What did the process of translating her poetry feel like, viscerally?

It has been a strange experience, really. Sometimes, it has been frightening. I have a similar history of mental illness as Shagufta; so, for me, translating her poetry is more of a personal and less of an intellectual act. The boundaries between personal and intellectual blurred furthermore when I began to dream of her at night. In one dream, she accused me of translating the wrong metaphor. The poems in which Shagufta evokes the metaphor of her grave, I have translated those sitting beside her grave in Karachi, which I visit often. The poems in which she obsesses over a death on the railways tracks, which is how she inevitably went, I have translated on the Drigh Road railway station. Translation is not about sitting on your working table; translation is the act of removing your shoes and wearing those of the poet’s; of venturing to the places, of allowing your eyes to see what the poet saw as she wrote the poem. Translation is the act of displacing words from one language, and appropriating them into another. This displacement must come at the larger displacement of the translator’s lifestyle, who must fully integrate himself into the life of the poet she/ he is translating. I don’t think any poet has ever invaded my thought as much as Shagufta. She has, both, deeply affected my psychology, my art, my process of translation, and my lifestyle.

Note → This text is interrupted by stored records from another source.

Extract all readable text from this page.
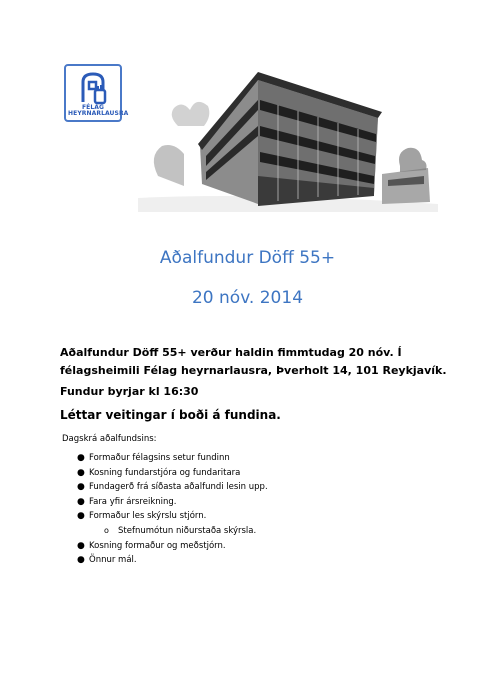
FÉLAG
HEYRNARLAUSRA
Aðalfundur Döff 55+
20 nóv. 2014
Aðalfundur Döff 55+ verður haldin fimmtudag 20 nóv. Í félagsheimili Félag heyrnarlausra, Þverholt 14, 101 Reykjavík.
Fundur byrjar kl 16:30
Léttar veitingar í boði á fundina.
Dagskrá aðalfundsins:
● Formaður félagsins setur fundinn
● Kosning fundarstjóra og fundaritara
● Fundagerð frá síðasta aðalfundi lesin upp.
● Fara yfir ársreikning.
● Formaður les skýrslu stjórn.
o Stefnumótun niðurstaða skýrsla.
● Kosning formaður og meðstjórn.
● Önnur mál.
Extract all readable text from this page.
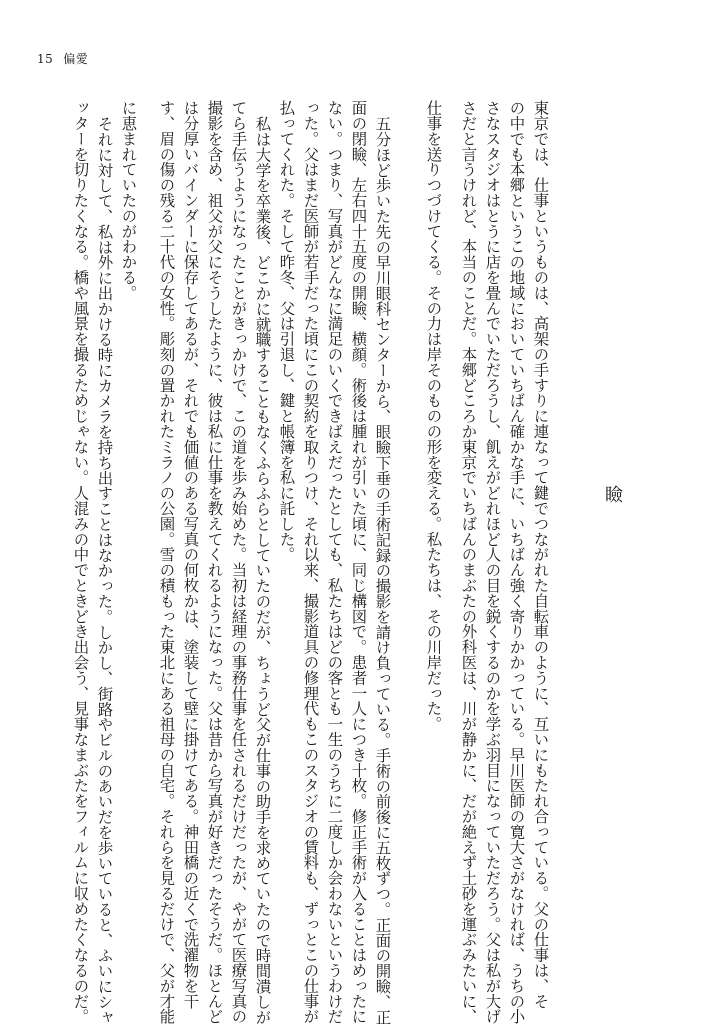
15 偏愛
瞼
東京では、仕事というものは、高架の手すりに連なって鍵でつながれた自転車のように、互いにもたれ合っている。父の仕事は、そ
の中でも本郷というこの地域においていちばん確かな手に、いちばん強く寄りかかっている。早川医師の寛大さがなければ、うちの小
さなスタジオはとうに店を畳んでいただろうし、飢えがどれほど人の目を鋭くするのかを学ぶ羽目になっていただろう。父は私が大げ
さだと言うけれど、本当のことだ。本郷どころか東京でいちばんのまぶたの外科医は、川が静かに、だが絶えず土砂を運ぶみたいに、
仕事を送りつづけてくる。その力は岸そのものの形を変える。私たちは、その川岸だった。
五分ほど歩いた先の早川眼科センターから、眼瞼下垂の手術記録の撮影を請け負っている。手術の前後に五枚ずつ。正面の開瞼、正
面の閉瞼、左右四十五度の開瞼、横顔。術後は腫れが引いた頃に、同じ構図で。患者一人につき十枚。修正手術が入ることはめったに
ない。つまり、写真がどんなに満足のいくできばえだったとしても、私たちはどの客とも一生のうちに二度しか会わないというわけだ
った。父はまだ医師が若手だった頃にこの契約を取りつけ、それ以来、撮影道具の修理代もこのスタジオの賃料も、ずっとこの仕事が
払ってくれた。そして昨冬、父は引退し、鍵と帳簿を私に託した。
私は大学を卒業後、どこかに就職することもなくふらふらとしていたのだが、ちょうど父が仕事の助手を求めていたので時間潰しが
てら手伝うようになったことがきっかけで、この道を歩み始めた。当初は経理の事務仕事を任されるだけだったが、やがて医療写真の
撮影を含め、祖父が父にそうしたように、彼は私に仕事を教えてくれるようになった。父は昔から写真が好きだったそうだ。ほとんど
は分厚いバインダーに保存してあるが、それでも価値のある写真の何枚かは、塗装して壁に掛けてある。神田橋の近くで洗濯物を干
す、眉の傷の残る二十代の女性。彫刻の置かれたミラノの公園。雪の積もった東北にある祖母の自宅。それらを見るだけで、父が才能
に恵まれていたのがわかる。
それに対して、私は外に出かける時にカメラを持ち出すことはなかった。しかし、街路やビルのあいだを歩いていると、ふいにシャ
ッターを切りたくなる。橋や風景を撮るためじゃない。人混みの中でときどき出会う、見事なまぶたをフィルムに収めたくなるのだ。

What, for you, are some of the most haunting images in Shagufta’s poetry?

I think, the image of the murda rangsaaz , the dead dyer. Since the dyer is dead, he cannot colour Shagufta’s life. The image reprises in many of Shagufta’s poems — it can be an expression for dead conscience, for dead expression, for immobility. It is, viscerally, very haunting to me: imagine a life without colours. Another haunting image is that of the maali , the nursery-man. This figure, too, appears in many of Shagufta’s poems — often chopping away grass with a scythe, at the poet’s horror. His dramatic purpose is quite evident — he is the personification of death, the grim-reaper — hence the scythe. The maali brutally chopping away flowers and grass from the poet’s orchard is one of the most vivid metaphors of death that I have ever come across. Both, the murda rangsaaz and the maali , of course, may also be symbols of the patriarch.